Em menos de 3 meses fará 4 anos que o assassinato de George Floyd parou o mundo. Em 25 de maio de 2020, o afro-americano foi morto por um policial de Minneapolis, nos Estados Unidos, que pressionou o joelho contra seu pescoço por quase nove minutos. O crime desencadeou protestos globais e destacou questões da brutalidade policial e do racismo sistêmico em todo mundo.
Até hoje esse fato é apontado como um grande momento na história da humanidade onde o racismo contra pessoas negras foi reconhecido como um fator de atraso social, político e econômico na vida deste grupo e diversas iniciativas surgiram ao redor do mundo no sentido de tentar oferecer algum tipo de reparação. Obviamente, nada do que foi feito chegou perto de qualquer tipo de reparação histórica que minizmie os danos do holocausto negro, que no Brasil durou quase 400 anos e antes que alguns avanços pudessem ser celebrados, as iniciativas de igualdade racial, sofreram cortes severos.

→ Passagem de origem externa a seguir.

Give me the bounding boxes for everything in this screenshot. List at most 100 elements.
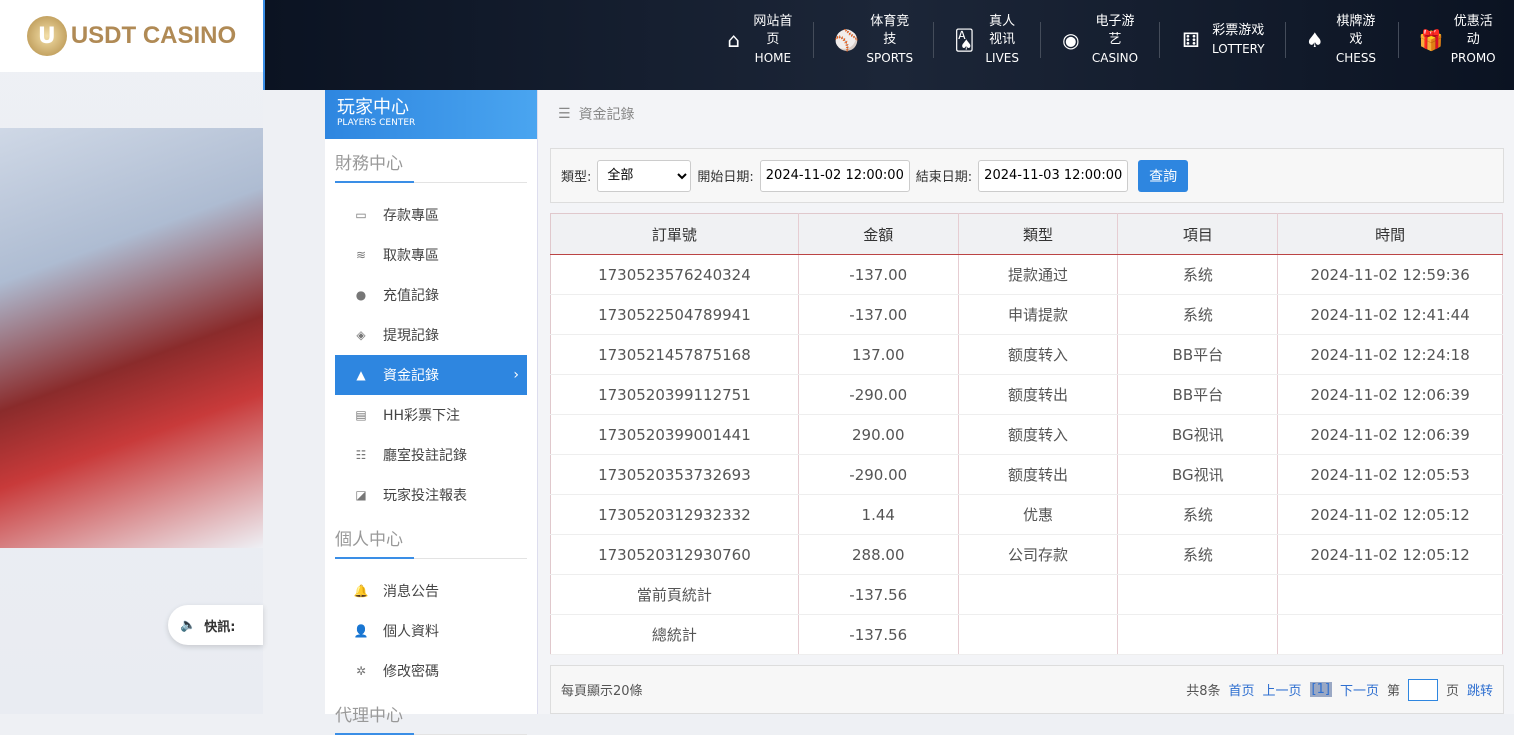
sidebar-item-icon: ☷ [355, 448, 367, 462]
main-content: ☰ 資金記錄 類型: 全部 開始日期: 結束日期: 查詢 訂單號金額類型項目時間… [538, 90, 1514, 714]
next-page-link[interactable]: 下一页 [1339, 684, 1379, 699]
sidebar-item[interactable]: 👤 個人資料 [335, 611, 527, 651]
table-row: 1730522504789941 -137.00 申请提款 系统 2024-11-02 … [550, 294, 1503, 335]
sidebar-item[interactable]: ✲ 修改密碼 [335, 651, 527, 691]
sidebar-item-label: 提現記錄 [383, 328, 439, 344]
sidebar-item[interactable]: ◪ 玩家投注報表 [335, 475, 527, 515]
news-ticker: 🔈 快訊: [168, 605, 263, 645]
nav-item-lives[interactable]: 🂡 真人视讯 LIVES [934, 14, 1041, 65]
menu-icon[interactable]: ☰ [558, 106, 571, 122]
sidebar-item-icon: ◪ [355, 488, 367, 502]
sidebar-item[interactable]: ▲ 資金記錄 › [335, 355, 527, 395]
sidebar-item-label: 充值記錄 [383, 288, 439, 304]
sidebar-item[interactable]: ◈ 提現記錄 [335, 315, 527, 355]
table-cell: 1730520399001441 [550, 414, 799, 455]
prev-page-link[interactable]: 上一页 [1262, 684, 1302, 699]
nav-label-en: CHESS [1335, 51, 1377, 65]
table-cell: BG视讯 [1117, 414, 1279, 455]
page-suffix: 页 [1445, 684, 1459, 699]
table-cell: 1730520312932332 [550, 494, 799, 535]
pagination: 每頁顯示20條 共8条 首页 上一页 [1] 下一页 第 页 跳转 [550, 665, 1504, 714]
type-label: 類型: [561, 170, 592, 185]
sidebar-item[interactable]: ☷ 廳室投註記錄 [335, 435, 527, 475]
sidebar-item[interactable]: ▤ HH彩票下注 [335, 395, 527, 435]
jump-link[interactable]: 跳转 [1466, 684, 1493, 699]
news-label: 快訊: [204, 619, 236, 635]
nav-item-casino[interactable]: ◉ 电子游艺 CASINO [1041, 14, 1160, 65]
sidebar-item-icon: ▤ [355, 408, 367, 422]
table-cell: -137.56 [798, 614, 959, 655]
sidebar-item-label: 消息公告 [383, 584, 439, 600]
table-cell: 2024-11-02 12:05:12 [1277, 494, 1503, 535]
table-cell: 1730523576240324 [550, 254, 799, 295]
table-cell: -137.56 [798, 574, 959, 615]
nav-item-promo[interactable]: 🎁 优惠活动 PROMO [1399, 14, 1514, 65]
table-cell: 當前頁統計 [550, 574, 799, 615]
sidebar-item-icon: 🔔 [353, 584, 369, 598]
table-cell: 优惠 [958, 494, 1119, 535]
sidebar-item[interactable]: ≋ 取款專區 [335, 235, 527, 275]
table-cell: -137.00 [798, 294, 959, 335]
table-cell: 系统 [1117, 494, 1279, 535]
table-cell [1117, 574, 1279, 615]
sidebar-section-title: 個人中心 [335, 525, 527, 559]
column-header: 時間 [1277, 213, 1503, 255]
query-button[interactable]: 查詢 [1138, 159, 1189, 192]
nav-item-lottery[interactable]: ⚅ 彩票游戏 LOTTERY [1160, 22, 1286, 58]
table-cell: 2024-11-02 12:06:39 [1277, 414, 1503, 455]
sidebar-item-icon: ▭ [355, 208, 367, 222]
column-header: 項目 [1117, 213, 1279, 255]
sports-icon: ⚾ [834, 28, 860, 52]
nav-item-home[interactable]: ⌂ 网站首页 HOME [705, 14, 815, 65]
nav-label-en: LOTTERY [1211, 42, 1265, 56]
table-cell: 2024-11-02 12:24:18 [1277, 334, 1503, 375]
table-cell [958, 614, 1119, 655]
home-icon: ⌂ [727, 28, 741, 52]
nav-label-en: CASINO [1091, 51, 1139, 65]
lottery-icon: ⚅ [1182, 28, 1200, 52]
total-count: 共8条 [1186, 684, 1221, 699]
table-cell: 系统 [1117, 534, 1279, 575]
page-prefix: 第 [1386, 684, 1400, 699]
nav-label-zh: 体育竞技 [870, 14, 910, 47]
nav-label-en: SPORTS [866, 51, 914, 65]
main-nav: ⌂ 网站首页 HOME ⚾ 体育竞技 SPORTS 🂡 真人视讯 LIVES ◉… [705, 14, 1514, 65]
table-cell: 1730520312930760 [550, 534, 799, 575]
table-cell [1117, 614, 1279, 655]
nav-label-zh: 彩票游戏 [1212, 23, 1265, 38]
table-cell: 额度转出 [958, 374, 1119, 415]
sidebar-item-icon: ≋ [355, 248, 367, 262]
end-date-label: 結束日期: [915, 170, 973, 185]
table-cell [1277, 614, 1503, 655]
type-select[interactable]: 全部 [597, 159, 692, 192]
page-number-input[interactable] [1407, 678, 1438, 701]
breadcrumb: ☰ 資金記錄 [538, 90, 1514, 138]
sidebar-item-label: 資金記錄 [383, 368, 439, 384]
table-row: 1730520312932332 1.44 优惠 系统 2024-11-02 12:05… [550, 494, 1503, 535]
nav-item-sports[interactable]: ⚾ 体育竞技 SPORTS [814, 14, 935, 65]
table-cell: 额度转入 [958, 334, 1119, 375]
start-date-input[interactable] [759, 159, 910, 192]
nav-label-en: PROMO [1450, 51, 1496, 65]
chevron-right-icon: › [513, 367, 519, 383]
sidebar-item-icon: 👤 [353, 624, 369, 638]
filter-bar: 類型: 全部 開始日期: 結束日期: 查詢 [550, 148, 1504, 203]
table-cell: 137.00 [798, 334, 959, 375]
sidebar-item-label: HH彩票下注 [383, 408, 461, 424]
end-date-input[interactable] [978, 159, 1129, 192]
table-cell: -290.00 [798, 374, 959, 415]
table-cell: 申请提款 [958, 294, 1119, 335]
sidebar-item[interactable]: ▭ 存款專區 [335, 195, 527, 235]
nav-item-chess[interactable]: ♠ 棋牌游戏 CHESS [1286, 14, 1399, 65]
table-cell: 公司存款 [958, 534, 1119, 575]
table-cell: 额度转入 [958, 414, 1119, 455]
first-page-link[interactable]: 首页 [1228, 684, 1255, 699]
nav-label-zh: 优惠活动 [1453, 14, 1493, 47]
promo-icon: 🎁 [1418, 28, 1444, 52]
column-header: 金額 [798, 213, 959, 255]
logo[interactable]: U USDT CASINO [0, 0, 263, 72]
sidebar-item[interactable]: ● 充值記錄 [335, 275, 527, 315]
sidebar-item[interactable]: 🔔 消息公告 [335, 571, 527, 611]
column-header: 訂單號 [550, 213, 799, 255]
players-banner-image [0, 128, 263, 548]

Vale lembrar que em 2023, a Suprema Corte Americana derrubou as cotas raciais nas universidades
Notícias Relacionadas
Juliana Alves reflete sobre 21 anos de carreira: "Conquistei respeito e reconhecimento que não tinha antes"

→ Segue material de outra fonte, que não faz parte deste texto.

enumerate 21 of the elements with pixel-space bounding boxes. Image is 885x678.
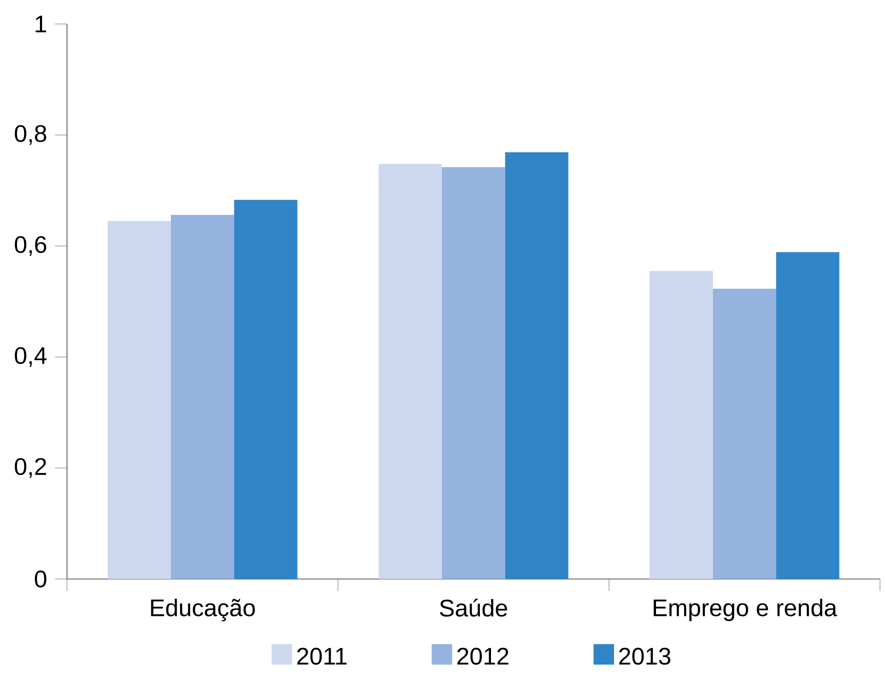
bar xyxy=(108,221,171,579)
y-tick-label: 0 xyxy=(34,570,46,588)
y-tick-label: 0,6 xyxy=(14,236,46,256)
legend-label: 2011 xyxy=(297,648,346,665)
y-tick-label: 0,8 xyxy=(14,125,46,145)
y-tick-label: 0,2 xyxy=(14,458,46,478)
y-tick-label: 1 xyxy=(36,16,46,32)
bar xyxy=(170,214,234,579)
y-tick-label: 0,4 xyxy=(14,347,47,367)
bar xyxy=(378,164,442,579)
bar xyxy=(234,200,298,579)
legend-label: 2013 xyxy=(619,648,670,665)
bar xyxy=(505,152,568,579)
bar xyxy=(650,270,713,579)
bar xyxy=(442,167,506,579)
x-tick-label: Emprego e renda xyxy=(654,598,838,622)
x-tick-label: Saúde xyxy=(440,598,508,617)
bar xyxy=(776,252,840,579)
bar xyxy=(712,288,776,579)
legend-label: 2012 xyxy=(457,648,508,665)
x-tick-label: Educação xyxy=(151,598,255,622)
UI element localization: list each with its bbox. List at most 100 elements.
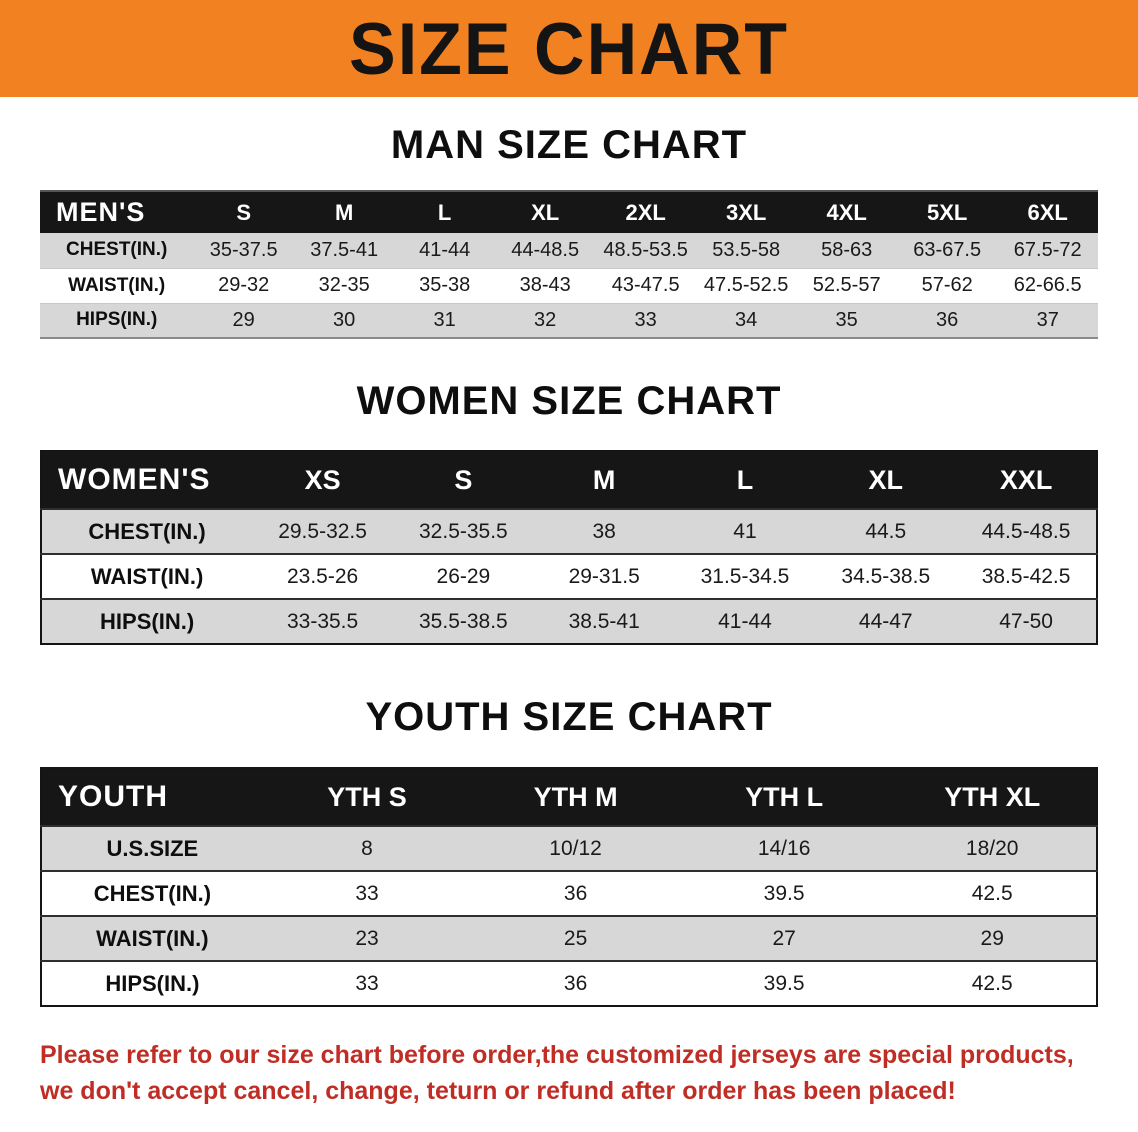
men-cell: 32-35 xyxy=(318,274,370,296)
women-size-chart-heading: WOMEN SIZE CHART xyxy=(356,379,782,423)
men-cell: 62-66.5 xyxy=(1013,274,1082,296)
men-column-header: 5XL xyxy=(896,191,998,233)
men-cell: 30 xyxy=(333,308,356,331)
women-cell: 35.5-38.5 xyxy=(419,609,508,633)
men-cell: 35-37.5 xyxy=(209,238,278,261)
women-cell: 44.5 xyxy=(865,519,907,543)
men-cell: 43-47.5 xyxy=(611,274,680,296)
size-chart-banner: SIZE CHART xyxy=(0,0,1138,97)
youth-row-label: CHEST(IN.) xyxy=(93,880,212,906)
women-cell: 38 xyxy=(592,519,616,543)
women-size-chart-section: WOMEN SIZE CHART WOMEN'S XS S M L XL XXL CHEST(… xyxy=(0,379,1138,645)
youth-size-table: YOUTH YTH S YTH M YTH L YTH XL U.S.SIZE 8 10/12… xyxy=(40,767,1098,1007)
youth-cell: 14/16 xyxy=(757,836,811,860)
men-table-row: HIPS(IN.) 29 30 31 32 33 34 35 36 37 xyxy=(40,303,1098,338)
men-cell: 41-44 xyxy=(419,238,471,261)
women-row-label: WAIST(IN.) xyxy=(90,563,204,589)
women-cell: 29.5-32.5 xyxy=(278,519,367,543)
women-cell: 26-29 xyxy=(436,564,491,588)
women-column-header: S xyxy=(392,451,534,509)
youth-table-title: YOUTH xyxy=(41,768,263,826)
women-table-row: CHEST(IN.) 29.5-32.5 32.5-35.5 38 41 44.5 44.5… xyxy=(41,509,1097,554)
youth-cell: 36 xyxy=(563,881,588,905)
men-column-header: XL xyxy=(494,191,596,233)
men-cell: 32 xyxy=(534,308,557,331)
men-column-header: 2XL xyxy=(595,191,696,233)
women-cell: 44.5-48.5 xyxy=(981,519,1071,543)
youth-cell: 27 xyxy=(772,926,796,950)
youth-column-header: YTH S xyxy=(262,768,472,826)
women-cell: 33-35.5 xyxy=(286,609,359,633)
disclaimer-line-2: we don't accept cancel, change, teturn o… xyxy=(40,1077,956,1106)
youth-size-table-wrap: YOUTH YTH S YTH M YTH L YTH XL U.S.SIZE 8 10/12… xyxy=(40,767,1098,1007)
men-column-header: M xyxy=(293,191,395,233)
women-cell: 44-47 xyxy=(858,609,913,633)
women-cell: 41-44 xyxy=(718,609,772,633)
youth-cell: 10/12 xyxy=(549,836,602,860)
men-cell: 31 xyxy=(433,308,456,331)
men-cell: 52.5-57 xyxy=(812,274,881,296)
youth-cell: 42.5 xyxy=(971,881,1013,905)
men-size-chart-section: MAN SIZE CHART MEN'S S M L XL 2XL 3XL 4XL 5XL 6XL… xyxy=(0,123,1138,339)
women-table-title: WOMEN'S xyxy=(41,451,253,509)
women-cell: 41 xyxy=(733,519,757,543)
women-column-header: XXL xyxy=(956,451,1097,509)
men-table-row: WAIST(IN.) 29-32 32-35 35-38 38-43 43-47.5 47.… xyxy=(40,268,1098,303)
men-cell: 57-62 xyxy=(921,274,973,296)
youth-row-label: HIPS(IN.) xyxy=(105,970,200,996)
women-cell: 31.5-34.5 xyxy=(700,564,790,588)
youth-cell: 25 xyxy=(563,926,588,950)
disclaimer-line-1: Please refer to our size chart before or… xyxy=(40,1041,1074,1069)
men-size-chart-heading: MAN SIZE CHART xyxy=(390,123,748,167)
disclaimer-text: Please refer to our size chart before or… xyxy=(40,1037,1138,1110)
men-size-table: MEN'S S M L XL 2XL 3XL 4XL 5XL 6XL CHEST(IN.) 35-37… xyxy=(40,190,1098,339)
youth-cell: 33 xyxy=(355,881,379,905)
men-cell: 67.5-72 xyxy=(1013,238,1082,261)
men-cell: 37 xyxy=(1036,308,1059,331)
youth-column-header: YTH XL xyxy=(888,768,1097,826)
youth-column-header: YTH L xyxy=(679,768,889,826)
women-cell: 38.5-42.5 xyxy=(981,564,1071,588)
men-cell: 35-38 xyxy=(419,274,471,296)
youth-table-row: CHEST(IN.) 33 36 39.5 42.5 xyxy=(41,871,1097,916)
men-size-table-wrap: MEN'S S M L XL 2XL 3XL 4XL 5XL 6XL CHEST(IN.) 35-37… xyxy=(40,190,1098,339)
women-column-header: XL xyxy=(815,451,957,509)
youth-cell: 29 xyxy=(980,926,1004,950)
women-cell: 23.5-26 xyxy=(286,564,359,588)
youth-row-label: WAIST(IN.) xyxy=(96,925,209,951)
women-column-header: M xyxy=(533,451,675,509)
youth-cell: 8 xyxy=(361,836,373,860)
women-cell: 38.5-41 xyxy=(568,609,640,633)
men-cell: 34 xyxy=(735,308,758,331)
women-cell: 29-31.5 xyxy=(568,564,640,588)
men-cell: 47.5-52.5 xyxy=(703,274,789,296)
men-cell: 48.5-53.5 xyxy=(603,238,688,261)
women-header-row: WOMEN'S XS S M L XL XXL xyxy=(41,451,1097,509)
men-row-label: CHEST(IN.) xyxy=(66,239,168,261)
youth-cell: 36 xyxy=(563,971,588,995)
men-table-row: CHEST(IN.) 35-37.5 37.5-41 41-44 44-48.5 48.5… xyxy=(40,233,1098,268)
men-column-header: 6XL xyxy=(997,191,1098,233)
men-table-title: MEN'S xyxy=(40,191,194,233)
women-size-table-wrap: WOMEN'S XS S M L XL XXL CHEST(IN.) 29.5-32.5 32.5… xyxy=(40,450,1098,645)
youth-cell: 39.5 xyxy=(763,971,805,995)
men-cell: 38-43 xyxy=(519,274,571,296)
men-cell: 53.5-58 xyxy=(712,238,781,261)
women-size-table: WOMEN'S XS S M L XL XXL CHEST(IN.) 29.5-32.5 32.5… xyxy=(40,450,1098,645)
youth-cell: 23 xyxy=(355,926,379,950)
women-column-header: L xyxy=(674,451,816,509)
youth-column-header: YTH M xyxy=(471,768,680,826)
men-column-header: 3XL xyxy=(695,191,797,233)
men-cell: 44-48.5 xyxy=(511,238,580,261)
women-row-label: HIPS(IN.) xyxy=(100,608,195,634)
men-cell: 29 xyxy=(232,308,255,331)
youth-cell: 33 xyxy=(355,971,379,995)
men-row-label: HIPS(IN.) xyxy=(76,309,158,331)
youth-cell: 18/20 xyxy=(965,836,1019,860)
size-chart-title: SIZE CHART xyxy=(349,7,789,90)
women-cell: 34.5-38.5 xyxy=(841,564,931,588)
youth-cell: 42.5 xyxy=(971,971,1013,995)
youth-size-chart-section: YOUTH SIZE CHART YOUTH YTH S YTH M YTH L YTH… xyxy=(0,695,1138,1007)
men-header-row: MEN'S S M L XL 2XL 3XL 4XL 5XL 6XL xyxy=(40,191,1098,233)
men-cell: 29-32 xyxy=(218,274,270,296)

"Aos 50, quem me aguenta?", Edvana Carvalho fala sobre negritude, maturidade e o empoderamento feminino em seu primeiro solo no teatro
Floyd foi mencionado algumas vezes durante o encontro de mulheres brasileiras no evento do Pacto Global – Rede Brasil da ONU , realizado em Nova York nos dias 13 e 14 de março. O “evento paralelo” foi parte da programação da 68ª edição da Comissão de Situação da Mulher (CSW), o maior evento de equidade de gênero do mundo.
Durante a mesa Giselle dos Anjos Santos, Historiadora e Pesquisadora Especialista em Interseccionalidades do CEERT (Centro de Estudos das Relações de Trabalho e Desigualdades), reconheceu a importância das manifestações de 2020, mas lembrou que antes disso o ativismo do movimento negro já havia causado impactos no sentido de trazer uma reflexão de como as estruturas sociais compactuam com o racismo, e alguns frutos também foram colhidos.

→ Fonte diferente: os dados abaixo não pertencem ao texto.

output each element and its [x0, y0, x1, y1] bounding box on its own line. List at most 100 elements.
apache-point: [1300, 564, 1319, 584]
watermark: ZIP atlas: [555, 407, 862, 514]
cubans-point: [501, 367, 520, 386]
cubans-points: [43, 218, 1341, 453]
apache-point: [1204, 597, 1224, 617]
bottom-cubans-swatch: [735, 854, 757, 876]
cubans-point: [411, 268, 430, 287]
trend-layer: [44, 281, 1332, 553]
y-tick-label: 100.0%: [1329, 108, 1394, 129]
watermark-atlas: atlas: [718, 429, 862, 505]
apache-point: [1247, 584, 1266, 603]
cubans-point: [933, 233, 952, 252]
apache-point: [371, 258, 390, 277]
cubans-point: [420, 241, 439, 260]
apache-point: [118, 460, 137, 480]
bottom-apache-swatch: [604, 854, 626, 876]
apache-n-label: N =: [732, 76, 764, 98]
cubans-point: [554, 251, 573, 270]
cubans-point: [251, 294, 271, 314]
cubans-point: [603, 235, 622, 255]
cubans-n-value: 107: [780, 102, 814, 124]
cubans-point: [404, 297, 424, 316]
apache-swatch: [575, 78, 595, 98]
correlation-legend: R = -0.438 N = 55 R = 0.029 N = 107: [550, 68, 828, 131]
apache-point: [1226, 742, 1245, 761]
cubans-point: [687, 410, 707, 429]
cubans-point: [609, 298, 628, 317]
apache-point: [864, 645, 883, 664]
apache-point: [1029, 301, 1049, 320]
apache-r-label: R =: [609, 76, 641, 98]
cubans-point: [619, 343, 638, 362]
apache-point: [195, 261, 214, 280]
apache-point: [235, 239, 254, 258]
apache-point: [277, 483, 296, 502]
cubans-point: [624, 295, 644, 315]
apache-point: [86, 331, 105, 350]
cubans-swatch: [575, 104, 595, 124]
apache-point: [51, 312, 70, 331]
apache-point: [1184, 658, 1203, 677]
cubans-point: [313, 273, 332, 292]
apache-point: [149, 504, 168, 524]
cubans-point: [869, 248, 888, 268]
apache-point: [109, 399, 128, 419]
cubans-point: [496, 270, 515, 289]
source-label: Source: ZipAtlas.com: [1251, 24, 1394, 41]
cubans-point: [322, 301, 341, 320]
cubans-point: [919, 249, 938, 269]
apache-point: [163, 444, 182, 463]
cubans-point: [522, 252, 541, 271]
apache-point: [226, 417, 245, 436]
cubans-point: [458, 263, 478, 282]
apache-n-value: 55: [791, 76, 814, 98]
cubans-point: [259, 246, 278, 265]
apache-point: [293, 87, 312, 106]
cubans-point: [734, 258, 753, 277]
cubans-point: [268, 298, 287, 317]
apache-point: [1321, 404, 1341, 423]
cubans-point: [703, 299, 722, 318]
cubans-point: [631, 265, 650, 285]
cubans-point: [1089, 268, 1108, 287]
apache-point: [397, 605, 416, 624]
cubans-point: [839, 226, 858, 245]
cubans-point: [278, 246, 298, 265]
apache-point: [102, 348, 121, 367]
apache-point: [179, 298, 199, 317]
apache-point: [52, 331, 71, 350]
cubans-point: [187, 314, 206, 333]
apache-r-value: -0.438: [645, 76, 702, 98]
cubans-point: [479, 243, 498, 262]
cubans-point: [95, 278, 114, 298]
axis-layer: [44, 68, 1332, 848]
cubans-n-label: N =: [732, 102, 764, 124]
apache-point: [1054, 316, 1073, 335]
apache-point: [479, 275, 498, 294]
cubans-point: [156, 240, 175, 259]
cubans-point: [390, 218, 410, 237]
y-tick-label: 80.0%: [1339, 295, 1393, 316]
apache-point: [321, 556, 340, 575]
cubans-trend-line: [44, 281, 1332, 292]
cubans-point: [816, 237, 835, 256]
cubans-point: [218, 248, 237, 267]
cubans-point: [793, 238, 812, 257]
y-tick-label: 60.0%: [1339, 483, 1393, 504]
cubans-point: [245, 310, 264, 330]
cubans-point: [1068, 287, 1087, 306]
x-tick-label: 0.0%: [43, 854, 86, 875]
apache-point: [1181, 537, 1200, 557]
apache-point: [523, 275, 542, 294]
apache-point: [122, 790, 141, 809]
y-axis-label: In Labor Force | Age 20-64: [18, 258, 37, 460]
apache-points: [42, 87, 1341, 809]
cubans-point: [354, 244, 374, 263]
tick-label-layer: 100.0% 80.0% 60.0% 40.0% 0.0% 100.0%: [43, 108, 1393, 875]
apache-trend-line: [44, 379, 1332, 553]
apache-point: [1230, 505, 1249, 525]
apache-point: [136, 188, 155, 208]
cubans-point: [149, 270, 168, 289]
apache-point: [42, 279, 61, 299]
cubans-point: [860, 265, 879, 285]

“Não podemos esquecer o quão significativo tem sido essas tentativas de mudanças. Em alguns momentos eu fico até me perguntando se faz sentido a gente dizer que realmente essas políticas afirmativas dentro das instituições, especialmente considerando a pauta racial, começaram a partir do caso do George Floyd. De fato, a gente entende que mudou muito, mas antes disso, já tinham muitas instituições, ainda de forma tímida, trabalhando com o tema”.
NADA É PERMANENTE, NEM O RETROCESSO
Após a mesa na ONU, conversamos com Giselle Santos e Edilza Sotero, Cientista Social, pesquisadora do CEERT e professora da Universidade Federal da Bahia.
Demissões em departamentos de Diversidade e Inclusão, cortes em projetos com foco na comunidade negra e questionamentos sobre a continuidade de ações afirmativas têm trazido tensões nas rodas negras do meio corporativo e acadêmico.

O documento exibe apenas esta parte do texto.